Dive Brief:
-
A federal judge in California has scaled back his extensive wildfire safety proposal for Pacific Gas & Electric, even as he lambasted the utility for a "dismal" safety record that caused multiple deadly blazes in recent years.
-
In a late Tuesday order, Judge William Alsup proposed that PG&E follow the safety standards in its wildfire mitigation plan submitted to state regulators last month. He stopped short of his broader Jan. 9 proposal that would have directed the utility to reinspect its entire transmission grid and remove fire risks before the start of wildfire season this summer.
-
Alsup's preliminary ruling would also direct PG&E to submit to random independent safety tests of its transmission grid and bar it from issuing dividends to shareholders until it meets all wildfire safety standards in the order. PG&E and state agencies have until March 22 to comment on the proposal and a hearing will be held April 2.
Dive Insight:
Alsup's Tuesday order represents a reprieve for PG&E, which has been found responsible for 17 wildfires in 2017 and said last week its equipment likely caused the 2018 Camp Fire, the state's deadliest.
PG&E had argued it would be nearly impossible to meet the requirements of Alsup's Jan. 9 proposal, which would have directed the utility to remove trees or branches that could come into contact with power lines across its vast Northern California service area before the beginning of this summer.
Tree branches hitting power lines during high winds are the chief cause of recent wildfires, including the Camp Fire. If all vegetation could not be removed, the Jan. 9 order would only have allowed the utility to deliver power through parts of its grid it deemed safe.
PG&E filed for bankruptcy protection in January due to wildfire liabilities and had estimated the Jan. 9. order would cost $150 billion to implement. On Tuesday, Alsup relented.
"To address PG&E's complaints that the vegetation-management conditions proposed in the January 9 order would be unduly expensive, require superhuman efforts, and exceed the requirements of state and federal law," Alsup wrote, "the above conditions would now simply require full compliance with existing law and with the metrics proposed in PG&E's own wildfire mitigation plan."
PG&E had argued that full compliance with existing law was a stretch. California law requires utilities to clear vegetation from around electric transmission lines and remove trees or limbs that could fall on them. PG&E had said that may be impossible in some areas due to "densely forested, highly dynamic, living environments, in which conditions can rapidly change."
Alsup rejected that sentiment, writing that "anyone who knows the terrain and its vegetation knows that it takes years for trees to grow to the height of PG&E's lines."

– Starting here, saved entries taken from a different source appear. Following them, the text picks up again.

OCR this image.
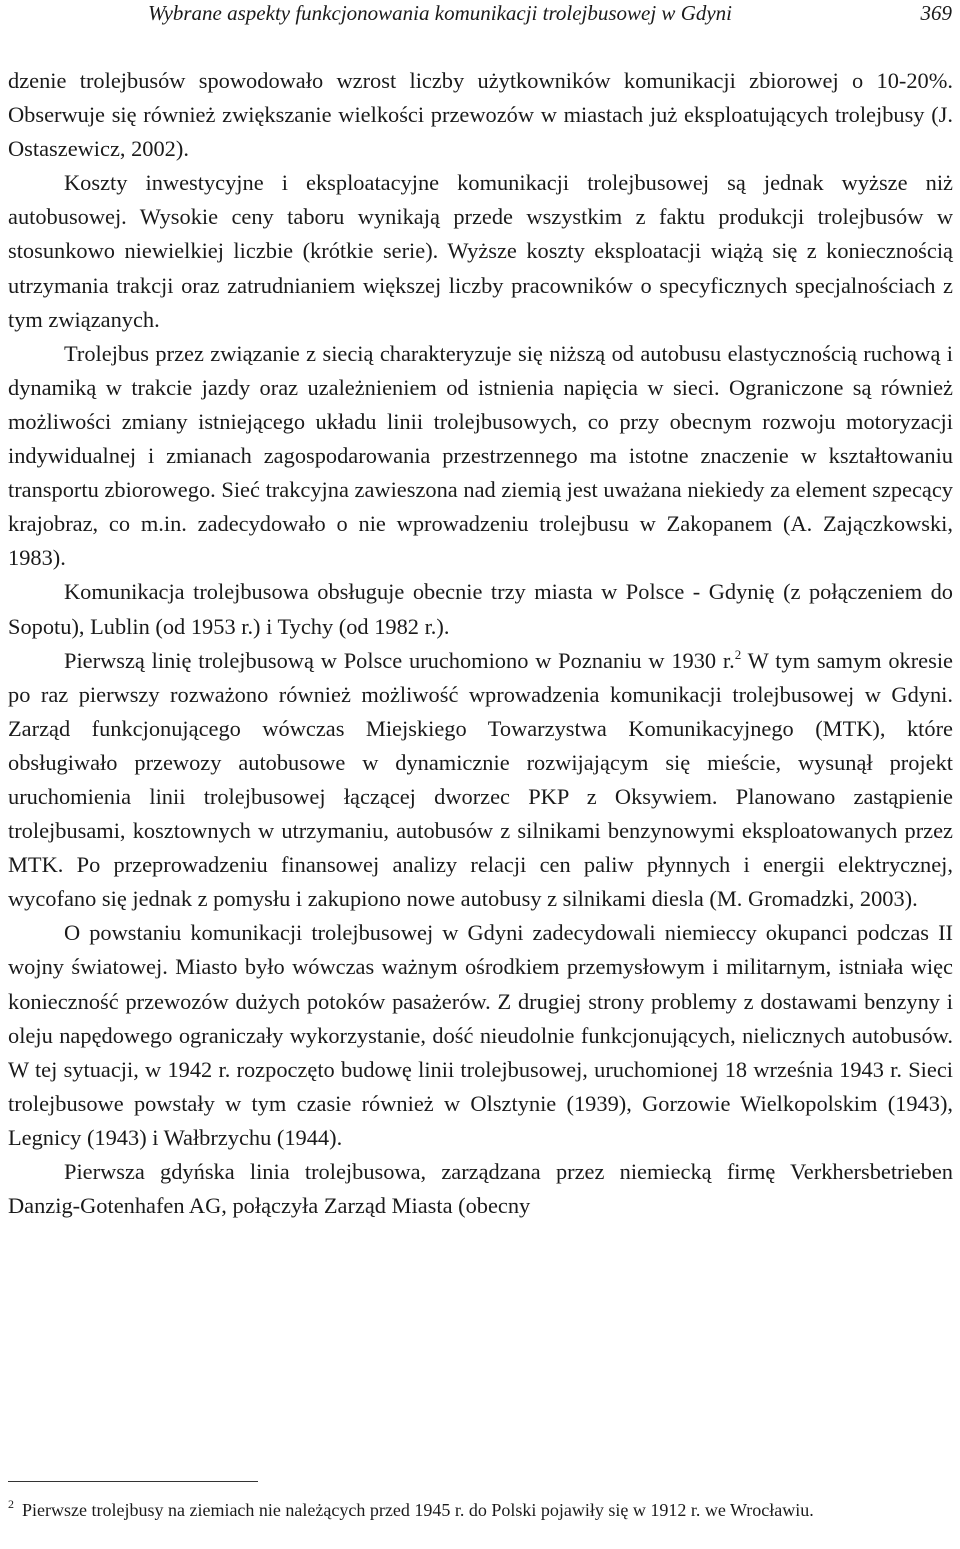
Wybrane aspekty funkcjonowania komunikacji trolejbusowej w Gdyni	369

dzenie trolejbusów spowodowało wzrost liczby użytkowników komunikacji zbiorowej o 10-20%. Obserwuje się również zwiększanie wielkości przewozów w miastach już eksploatujących trolejbusy (J. Ostaszewicz, 2002).

Koszty inwestycyjne i eksploatacyjne komunikacji trolejbusowej są jednak wyższe niż autobusowej. Wysokie ceny taboru wynikają przede wszystkim z faktu produkcji trolejbusów w stosunkowo niewielkiej liczbie (krótkie serie). Wyższe koszty eksploatacji wiążą się z koniecznością utrzymania trakcji oraz zatrudnianiem większej liczby pracowników o specyficznych specjalnościach z tym związanych.

Trolejbus przez związanie z siecią charakteryzuje się niższą od autobusu elastycznością ruchową i dynamiką w trakcie jazdy oraz uzależnieniem od istnienia napięcia w sieci. Ograniczone są również możliwości zmiany istniejącego układu linii trolejbusowych, co przy obecnym rozwoju motoryzacji indywidualnej i zmianach zagospodarowania przestrzennego ma istotne znaczenie w kształtowaniu transportu zbiorowego. Sieć trakcyjna zawieszona nad ziemią jest uważana niekiedy za element szpecący krajobraz, co m.in. zadecydowało o nie wprowadzeniu trolejbusu w Zakopanem (A. Zajączkowski, 1983).

Komunikacja trolejbusowa obsługuje obecnie trzy miasta w Polsce - Gdynię (z połączeniem do Sopotu), Lublin (od 1953 r.) i Tychy (od 1982 r.).

Pierwszą linię trolejbusową w Polsce uruchomiono w Poznaniu w 1930 r.$^2$ W tym samym okresie po raz pierwszy rozważono również możliwość wprowadzenia komunikacji trolejbusowej w Gdyni. Zarząd funkcjonującego wówczas Miejskiego Towarzystwa Komunikacyjnego (MTK), które obsługiwało przewozy autobusowe w dynamicznie rozwijającym się mieście, wysunął projekt uruchomienia linii trolejbusowej łączącej dworzec PKP z Oksywiem. Planowano zastąpienie trolejbusami, kosztownych w utrzymaniu, autobusów z silnikami benzynowymi eksploatowanych przez MTK. Po przeprowadzeniu finansowej analizy relacji cen paliw płynnych i energii elektrycznej, wycofano się jednak z pomysłu i zakupiono nowe autobusy z silnikami diesla (M. Gromadzki, 2003).

O powstaniu komunikacji trolejbusowej w Gdyni zadecydowali niemieccy okupanci podczas II wojny światowej. Miasto było wówczas ważnym ośrodkiem przemysłowym i militarnym, istniała więc konieczność przewozów dużych potoków pasażerów. Z drugiej strony problemy z dostawami benzyny i oleju napędowego ograniczały wykorzystanie, dość nieudolnie funkcjonujących, nielicznych autobusów. W tej sytuacji, w 1942 r. rozpoczęto budowę linii trolejbusowej, uruchomionej 18 września 1943 r. Sieci trolejbusowe powstały w tym czasie również w Olsztynie (1939), Gorzowie Wielkopolskim (1943), Legnicy (1943) i Wałbrzychu (1944).

Pierwsza gdyńska linia trolejbusowa, zarządzana przez niemiecką firmę Verkhersbetrieben Danzig-Gotenhafen AG, połączyła Zarząd Miasta (obecny

$^2$ Pierwsze trolejbusy na ziemiach nie należących przed 1945 r. do Polski pojawiły się w 1912 r. we Wrocławiu.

"Regular inspections could easily spot trees that are high enough to present a hazard," he wrote, "If state or federal law is too strict, moreover, PG&E's remedy would be to seek the relaxation of such laws through its well-oiled lobbying efforts."
Under Alsup's proposed order, PG&E would have to comply fully with that California law (Section 4293 of the Public Resources Code), as well as its own wildfire mitigation plan submitted to regulators last month. That plan would expand PG&E's use of proactive grid shutdowns to prevent wildfires — a protocol it considered in the hours leading up to the Camp Fire ignition, but decided not to use.
As part of the proposed order, PG&E will submit to "regular, unannounced inspections" of its fire mitigation efforts by a federal monitor. That monitor was appointed by a judge after PG&E was convicted for felony safety violations for a separate incident — the 2008 San Bruno gas pipeline explosion that killed eight people.
Until its wildfire mitigation efforts are complete, PG&E would be prevented from issuing dividends to shareholders. Though the company suspended dividends after the Oct. 2017 wildfires, Alsup noted it paid out nearly $2 billion in dividends to shareholders before that in 2017 and 2016 combined.
"Yet, during this same period, PG&E knowingly failed to trim or remove thousands of trees it had already identified as posing a hazard," Alsup wrote. "Put differently, some of these dividends could and should have been kept and used to bring PG&E into compliance with state and federal law with respect to what has become the number one cause of PG&E induced wildfires."
One key issue remains for consideration at the April 2 hearing — whether PG&E will be required to de-energize lines in high winds unless it has proved they are safe. Alsup's Tuesday order "postpones that issue for a few weeks."